[Date Prev][Date Next]   [Thread Prev][Thread Next]   [Thread Index] [Date Index] [Author Index]

Re: OpenShift 3.6 on AWS creating EBS volumes in wrong region



Is the volume at least attached to the node where you were expecting?

Can you post following:

1. oc get pvc <pvc_name> -o json
2. oc get pv <pv> -o json
3. oc get pod <pod> -o json
4. oc describe pod <pod>
6. output of lsblk and /proc/self/mountinfo on node where volume was supposed to get attached and mounted.
7. Both kubelet and controller-manager logs. Controller-manager logs are important in to debug - why volume did not attach in time. You find controller-manager's log via journacl -u atomic-openshift-master-controller-manager (or whatever is the name of controller-manager systemd unit)


You can send them to me personally - if you would rather not post sensitive information to public mailing list.

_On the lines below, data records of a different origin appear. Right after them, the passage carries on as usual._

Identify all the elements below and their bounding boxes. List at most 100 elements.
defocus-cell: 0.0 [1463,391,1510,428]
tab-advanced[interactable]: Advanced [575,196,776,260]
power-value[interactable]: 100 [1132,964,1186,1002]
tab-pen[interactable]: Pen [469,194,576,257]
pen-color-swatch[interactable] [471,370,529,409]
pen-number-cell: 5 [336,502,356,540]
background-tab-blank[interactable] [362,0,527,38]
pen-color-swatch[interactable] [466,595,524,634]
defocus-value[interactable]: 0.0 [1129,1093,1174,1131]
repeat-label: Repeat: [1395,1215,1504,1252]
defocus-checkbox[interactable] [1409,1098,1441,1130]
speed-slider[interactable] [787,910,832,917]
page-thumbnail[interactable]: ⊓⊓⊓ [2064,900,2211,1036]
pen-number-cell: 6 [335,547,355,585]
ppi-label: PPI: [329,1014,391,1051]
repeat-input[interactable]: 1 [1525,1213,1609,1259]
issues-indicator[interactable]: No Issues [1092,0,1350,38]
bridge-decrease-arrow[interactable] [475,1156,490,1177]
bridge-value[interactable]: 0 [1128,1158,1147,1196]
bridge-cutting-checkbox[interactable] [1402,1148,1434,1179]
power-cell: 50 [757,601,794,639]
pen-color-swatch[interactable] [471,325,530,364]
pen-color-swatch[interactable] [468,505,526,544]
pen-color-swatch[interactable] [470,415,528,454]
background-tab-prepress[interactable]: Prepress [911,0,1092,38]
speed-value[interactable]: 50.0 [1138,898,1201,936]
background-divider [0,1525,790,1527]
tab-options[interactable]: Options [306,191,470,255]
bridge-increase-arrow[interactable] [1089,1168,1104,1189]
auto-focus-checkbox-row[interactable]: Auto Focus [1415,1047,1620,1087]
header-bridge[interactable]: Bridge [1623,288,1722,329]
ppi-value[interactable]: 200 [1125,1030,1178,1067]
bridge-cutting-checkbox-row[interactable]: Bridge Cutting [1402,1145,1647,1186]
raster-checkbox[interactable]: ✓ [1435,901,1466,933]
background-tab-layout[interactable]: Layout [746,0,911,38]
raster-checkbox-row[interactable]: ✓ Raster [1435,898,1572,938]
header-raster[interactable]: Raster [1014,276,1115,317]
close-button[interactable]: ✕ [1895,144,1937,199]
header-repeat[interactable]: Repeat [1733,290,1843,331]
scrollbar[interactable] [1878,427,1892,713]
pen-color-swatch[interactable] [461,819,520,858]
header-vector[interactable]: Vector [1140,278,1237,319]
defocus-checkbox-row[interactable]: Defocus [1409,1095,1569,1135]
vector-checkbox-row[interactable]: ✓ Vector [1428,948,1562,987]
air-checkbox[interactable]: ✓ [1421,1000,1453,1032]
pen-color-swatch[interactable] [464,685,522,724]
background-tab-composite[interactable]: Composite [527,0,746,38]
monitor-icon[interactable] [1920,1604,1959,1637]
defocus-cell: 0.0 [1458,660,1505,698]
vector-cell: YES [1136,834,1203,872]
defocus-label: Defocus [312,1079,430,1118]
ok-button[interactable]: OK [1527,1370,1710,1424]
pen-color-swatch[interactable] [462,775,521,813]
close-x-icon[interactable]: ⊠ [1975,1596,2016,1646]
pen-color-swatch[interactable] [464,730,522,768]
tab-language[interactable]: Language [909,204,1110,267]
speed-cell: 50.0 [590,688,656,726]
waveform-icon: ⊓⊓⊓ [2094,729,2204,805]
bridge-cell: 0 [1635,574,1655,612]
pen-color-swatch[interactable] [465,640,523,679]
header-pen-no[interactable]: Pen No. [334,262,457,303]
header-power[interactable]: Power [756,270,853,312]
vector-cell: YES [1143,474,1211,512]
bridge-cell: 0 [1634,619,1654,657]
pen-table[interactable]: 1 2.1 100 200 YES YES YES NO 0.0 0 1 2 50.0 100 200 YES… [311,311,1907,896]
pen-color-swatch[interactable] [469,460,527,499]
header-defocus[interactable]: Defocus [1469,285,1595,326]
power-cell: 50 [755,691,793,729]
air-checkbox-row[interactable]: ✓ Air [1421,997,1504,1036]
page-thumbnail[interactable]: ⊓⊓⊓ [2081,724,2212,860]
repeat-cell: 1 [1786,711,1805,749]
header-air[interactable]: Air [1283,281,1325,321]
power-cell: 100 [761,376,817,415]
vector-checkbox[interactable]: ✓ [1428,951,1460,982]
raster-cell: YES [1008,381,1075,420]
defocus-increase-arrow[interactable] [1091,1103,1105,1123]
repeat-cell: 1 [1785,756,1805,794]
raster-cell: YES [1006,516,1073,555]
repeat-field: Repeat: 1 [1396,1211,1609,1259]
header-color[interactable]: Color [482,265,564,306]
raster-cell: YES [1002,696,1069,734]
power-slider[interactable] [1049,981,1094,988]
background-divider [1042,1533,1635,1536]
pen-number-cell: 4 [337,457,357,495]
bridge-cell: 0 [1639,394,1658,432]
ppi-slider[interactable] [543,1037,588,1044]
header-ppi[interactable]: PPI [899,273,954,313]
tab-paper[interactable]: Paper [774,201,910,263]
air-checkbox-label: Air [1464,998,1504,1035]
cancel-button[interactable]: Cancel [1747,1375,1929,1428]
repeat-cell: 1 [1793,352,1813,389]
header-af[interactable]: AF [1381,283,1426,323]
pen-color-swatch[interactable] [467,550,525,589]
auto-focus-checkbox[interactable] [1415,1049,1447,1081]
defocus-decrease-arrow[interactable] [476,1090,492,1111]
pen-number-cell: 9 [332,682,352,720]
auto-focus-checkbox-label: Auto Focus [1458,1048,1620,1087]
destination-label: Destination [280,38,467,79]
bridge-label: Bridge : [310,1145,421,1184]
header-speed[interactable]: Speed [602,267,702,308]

On Sun, Jan 7, 2018 at 2:58 PM, Marc Boorshtein <mboorshtein gmail com> wrote:
sounds like the SELinux error is a red herring.  found a red hat bug report showing this isn't an issue.  This is all I'm seeing in the node's system log:

Jan  7 19:50:08 ip-10-0-4-69 origin-node: I0107 19:50:08.381938    1750 kubelet.go:1854] SyncLoop (ADD, "api"): "mariadb-3-5425j_test2(f6e9aa44-f3e3-11e7-96b9-0abad0f909f2)"
Jan  7 19:50:08 ip-10-0-4-69 origin-node: I0107 19:50:08.495545    1750 reconciler.go:212] operationExecutor.VerifyControllerAttachedVolume started for volume "default-token-b8c6l" (UniqueName: "kubernetes.io/secret/f6e9aa44-f3e3-11e7-96b9-0abad0f909f2-default-token-b8c6l") pod "mariadb-3-5425j" (UID: "f6e9aa44-f3e3-11e7-96b9-0abad0f909f2")
Jan  7 19:50:08 ip-10-0-4-69 origin-node: I0107 19:50:08.595841    1750 reconciler.go:257] operationExecutor.MountVolume started for volume "default-token-b8c6l" (UniqueName: "kubernetes.io/secret/f6e9aa44-f3e3-11e7-96b9-0abad0f909f2-default-token-b8c6l") pod "mariadb-3-5425j" (UID: "f6e9aa44-f3e3-11e7-96b9-0abad0f909f2")
Jan  7 19:50:08 ip-10-0-4-69 origin-node: I0107 19:50:08.608039    1750 operation_generator.go:481] MountVolume.SetUp succeeded for volume "default-token-b8c6l" (UniqueName: "kubernetes.io/secret/f6e9aa44-f3e3-11e7-96b9-0abad0f909f2-default-token-b8c6l") pod "mariadb-3-5425j" (UID: "f6e9aa44-f3e3-11e7-96b9-0abad0f909f2")
Jan  7 19:52:11 ip-10-0-4-69 origin-node: E0107 19:52:11.395023    1750 kubelet.go:1594] Unable to mount volumes for pod "mariadb-3-5425j_test2(f6e9aa44-f3e3-11e7-96b9-0abad0f909f2)": timeout expired waiting for volumes to attach/mount for pod "test2"/"mariadb-3-5425j". list of unattached/unmounted volumes=[mariadb-data]; skipping pod
Jan  7 19:52:11 ip-10-0-4-69 origin-node: E0107 19:52:11.395068    1750 pod_workers.go:186] Error syncing pod f6e9aa44-f3e3-11e7-96b9-0abad0f909f2 ("mariadb-3-5425j_test2(f6e9aa44-f3e3-11e7-96b9-0abad0f909f2)"), skipping: timeout expired waiting for volumes to attach/mount for pod "test2"/"mariadb-3-5425j". list of unattached/unmounted volumes=[mariadb-data]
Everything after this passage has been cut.